By Victor Jimenez

 

My friend Mike is a good cyclist. He loves riding his bike and trains hard to improve his cycling and racing. One thing that always strikes me about Mike is that he never seems to get any faster. On winter rides he rides as hard as he does during racing season. He has worked very hard over the years to become as fit as he is and he is terrified that if he takes time off or rides easier, those 30 pounds that he lost will come back and he will struggle in his next race. Time off the bike is exactly what Mike needs to become a better cyclist.

 

Four to Six Weeks Completely off the Bike

 

A whole month or more of no riding might sound blasphemous, but not riding your bike for four weeks or more does several things for your mind and body. 

  • Gives an important mental break from your core sport
  • Gives your body time to fully recover from a season of hard riding
  • Allows time for reflection on your sport and life perspective

With all of that time off the bike you will be able to spend time with friends and family and focus on becoming a better athlete. I am not saying do nothing at all. I’m suggesting that you take time away from your core sport. 

 

Don’t Just Sit on the Couch

This is the time for you to pick up another easy aerobic activity: hiking in the woods, swimming, running, etc. The important thing is that whatever activity you choose, make it easy, fun and noncompetitive. Don’t monitor your pace, distance or any other metric. Just remember that this is a break from your sport, not an additional stress. 

 

Think About Your Bike

With this time off, it is an ideal time to revisit your position on your bike so that you will have time to adapt once you start riding again. It is also a great time to do any equipment upgrades, maintenance or even to buy a new bike. 

 

Common Pitfall

A common mistake that many athletes make is waiting until their season starts to think about a professional bicycle fit. On a bike any change to your position is challenging in the short term. It takes time for your body to fully accommodate any new position. Typically it takes at least six to eight weeks to adapt even to small changes in your position. 

 

Focus on Strength Training and Imbalances

 

Riding a bike tends to naturally build muscle imbalances. The offseason is the ideal time to evaluate and strengthen those imbalances before they cause nagging aches and pains or turn into a major injury. Ideally you should go to an athletic trainer or physical therapist that is familiar with the mechanics of cycling for evaluation and recommended strengthening exercises. By consulting an expert you will not waste time on exercises that are unnecessary or counterproductive. 

 

Areas that Every Cyclist Needs to Work on Strengthening

 

Core: No, I am not talking about your abs. In cyclists, the entire torso is the platform, or “core,” that you are pushing against when you power the pedals. The greater the engagement of your “functional core,” the more effective you can be at powering the pedals.  

 

Back: Technically your back is part of your “functional core” on the bike. Work on exercises that strengthen your back. Some examples are the “Superman,” where you lie on your stomach and lift your legs and arms up like you are Superman flying, and the “warrior pose” and its variations in yoga.

 

Posterior Chain: Your posterior chain is composed of the muscles on your posterior, such as gluteus muscles, hamstrings, calfs, etc. These are typically problem areas for most cyclists. Although this does include your back, it is worth mentioning separately because it is so important. Some examples of targeted exercises are dead lifts and squats.

 

Yoga Incorporates All of These Areas

 

One of my favorite things for strength training in the offseason is yoga. Yoga covers many aspects of conditioning in athletes, not only stretching and relaxing. The right yoga class will cover strength, balance, concentration, stretching and breath control. All are extremely important for cyclists – and for any athlete, for that matter. An excellent reference book is “Yoga for Athletes,” written by my friend Sage Rountree. 

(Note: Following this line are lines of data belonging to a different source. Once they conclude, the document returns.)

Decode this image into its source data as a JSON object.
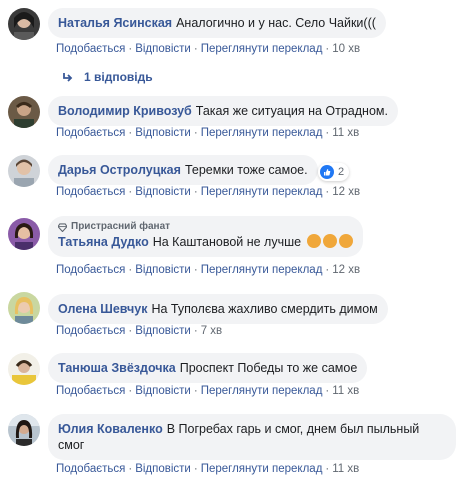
{
  "comments": [
    {
      "author": "Наталья Ясинская",
      "text": "Аналогично и у нас. Село Чайки(((",
      "like_label": "Подобається",
      "reply_label": "Відповісти",
      "translate_label": "Переглянути переклад",
      "time": "10 хв",
      "replies_label": "1 відповідь"
    },
    {
      "author": "Володимир Кривозуб",
      "text": "Такая же ситуация на Отрадном.",
      "like_label": "Подобається",
      "reply_label": "Відповісти",
      "translate_label": "Переглянути переклад",
      "time": "11 хв"
    },
    {
      "author": "Дарья Острoлуцкая",
      "text": "Теремки тоже самое.",
      "like_label": "Подобається",
      "reply_label": "Відповісти",
      "translate_label": "Переглянути переклад",
      "time": "12 хв",
      "reaction_count": "2"
    },
    {
      "badge": "Пристрасний фанат",
      "author": "Татьяна Дудко",
      "text": "На Каштановой не лучше",
      "like_label": "Подобається",
      "reply_label": "Відповісти",
      "translate_label": "Переглянути переклад",
      "time": "12 хв"
    },
    {
      "author": "Олена Шевчук",
      "text": "На Туполєва жахливо смердить димом",
      "like_label": "Подобається",
      "reply_label": "Відповісти",
      "time": "7 хв"
    },
    {
      "author": "Танюша Звёздочка",
      "text": "Проспект Победы то же самое",
      "like_label": "Подобається",
      "reply_label": "Відповісти",
      "translate_label": "Переглянути переклад",
      "time": "11 хв"
    },
    {
      "author": "Юлия Коваленко",
      "text_line1": "В Погребах гарь и смог, днем был пыльный",
      "text_line2": "смог",
      "like_label": "Подобається",
      "reply_label": "Відповісти",
      "translate_label": "Переглянути переклад",
      "time": "11 хв"
    }
  ],
  "colors": {
    "link": "#385898",
    "bubble": "#f2f3f5",
    "meta": "#606770",
    "like_blue": "#2078f4"
  }
}
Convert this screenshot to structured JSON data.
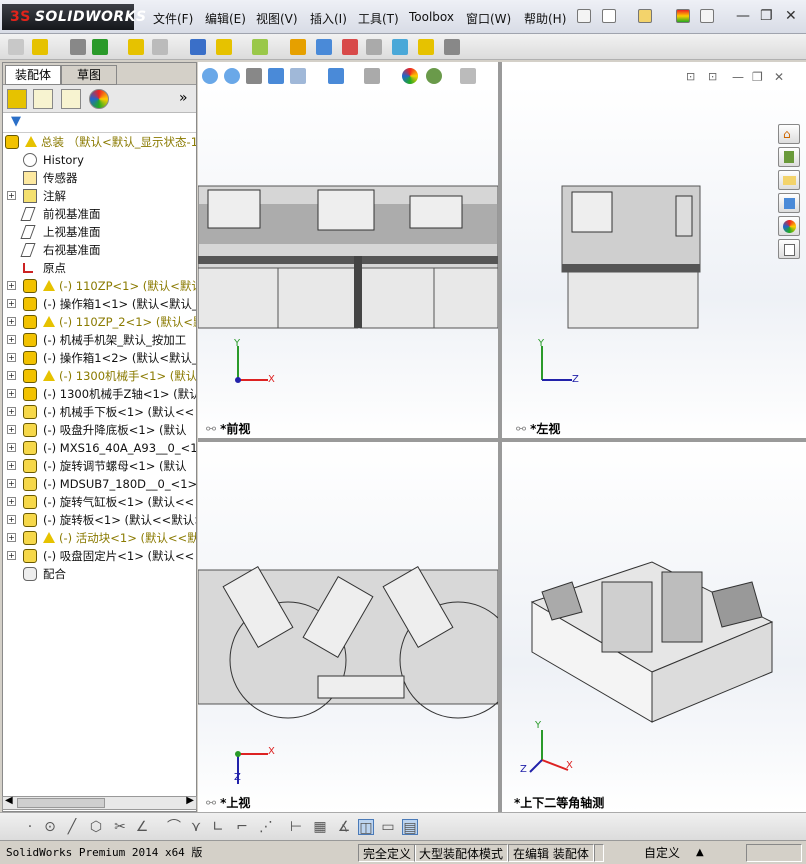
{
  "app": {
    "logo_prefix": "3S",
    "logo_text": "SOLIDWORKS"
  },
  "menu": [
    "文件(F)",
    "编辑(E)",
    "视图(V)",
    "插入(I)",
    "工具(T)",
    "Toolbox",
    "窗口(W)",
    "帮助(H)"
  ],
  "tabs": {
    "assembly": "装配体",
    "sketch": "草图"
  },
  "tree": {
    "root": "总装  （默认<默认_显示状态-1",
    "items": [
      {
        "label": "History",
        "type": "history",
        "expand": false,
        "warn": false
      },
      {
        "label": "传感器",
        "type": "sensor",
        "expand": false,
        "warn": false
      },
      {
        "label": "注解",
        "type": "note",
        "expand": true,
        "warn": false
      },
      {
        "label": "前视基准面",
        "type": "plane",
        "expand": false,
        "warn": false
      },
      {
        "label": "上视基准面",
        "type": "plane",
        "expand": false,
        "warn": false
      },
      {
        "label": "右视基准面",
        "type": "plane",
        "expand": false,
        "warn": false
      },
      {
        "label": "原点",
        "type": "origin",
        "expand": false,
        "warn": false
      },
      {
        "label": "(-) 110ZP<1> (默认<默认>",
        "type": "asm",
        "expand": true,
        "warn": true
      },
      {
        "label": "(-) 操作箱1<1> (默认<默认_",
        "type": "asm",
        "expand": true,
        "warn": false
      },
      {
        "label": "(-) 110ZP_2<1> (默认<默认",
        "type": "asm",
        "expand": true,
        "warn": true
      },
      {
        "label": "(-) 机械手机架_默认_按加工",
        "type": "asm",
        "expand": true,
        "warn": false
      },
      {
        "label": "(-) 操作箱1<2> (默认<默认_",
        "type": "asm",
        "expand": true,
        "warn": false
      },
      {
        "label": "(-) 1300机械手<1> (默认<默",
        "type": "asm",
        "expand": true,
        "warn": true
      },
      {
        "label": "(-) 1300机械手Z轴<1> (默认",
        "type": "asm",
        "expand": true,
        "warn": false
      },
      {
        "label": "(-) 机械手下板<1> (默认<<",
        "type": "part",
        "expand": true,
        "warn": false
      },
      {
        "label": "(-) 吸盘升降底板<1> (默认",
        "type": "part",
        "expand": true,
        "warn": false
      },
      {
        "label": "(-) MXS16_40A_A93__0_<1> (",
        "type": "part",
        "expand": true,
        "warn": false
      },
      {
        "label": "(-) 旋转调节螺母<1> (默认",
        "type": "part",
        "expand": true,
        "warn": false
      },
      {
        "label": "(-) MDSUB7_180D__0_<1> (默",
        "type": "part",
        "expand": true,
        "warn": false
      },
      {
        "label": "(-) 旋转气缸板<1> (默认<<",
        "type": "part",
        "expand": true,
        "warn": false
      },
      {
        "label": "(-) 旋转板<1> (默认<<默认>",
        "type": "part",
        "expand": true,
        "warn": false
      },
      {
        "label": "(-) 活动块<1> (默认<<默",
        "type": "part",
        "expand": true,
        "warn": true
      },
      {
        "label": "(-) 吸盘固定片<1> (默认<<",
        "type": "part",
        "expand": true,
        "warn": false
      },
      {
        "label": "配合",
        "type": "mate",
        "expand": false,
        "warn": false
      }
    ]
  },
  "views": {
    "front": "*前视",
    "left": "*左视",
    "top": "*上视",
    "iso": "*上下二等角轴测"
  },
  "axes": {
    "x": "X",
    "y": "Y",
    "z": "Z"
  },
  "status": {
    "product": "SolidWorks Premium 2014 x64 版",
    "s1": "完全定义",
    "s2": "大型装配体模式",
    "s3": "在编辑 装配体",
    "s4": "自定义"
  }
}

Offseason Is a Great Time for Learning

 

Take the extra time you have in the offseason and learn something new about your sport. Here are a few ideas.

  • Take a class and learn how to do basic maintenance on your bike.
  • Attend clinics and seminars about cycling and triathlon.
  • Hire a technique specialist and improve your pedaling technique.
  • Learn about nutrition and make adjustments to your diet.
  • Read several books related to cycling.
  • Spend time reviewing your previous years’ training. 
  • Learn about new technology tools that are available to help your training.

Summary


Don’t be like my friend Mike. He rides the same year-round and never improves. Take time away from cycling and you will come back refreshed mentally and physically. It is important that you don’t just sit around and do nothing. Focus on another aerobic activity that is easy and noncompetitive. Incorporate strength training into your routine and consider taking a weekly yoga class. The time off your bike is also an excellent time for a bicycle fit so that you will have time to get accustomed to your new position. 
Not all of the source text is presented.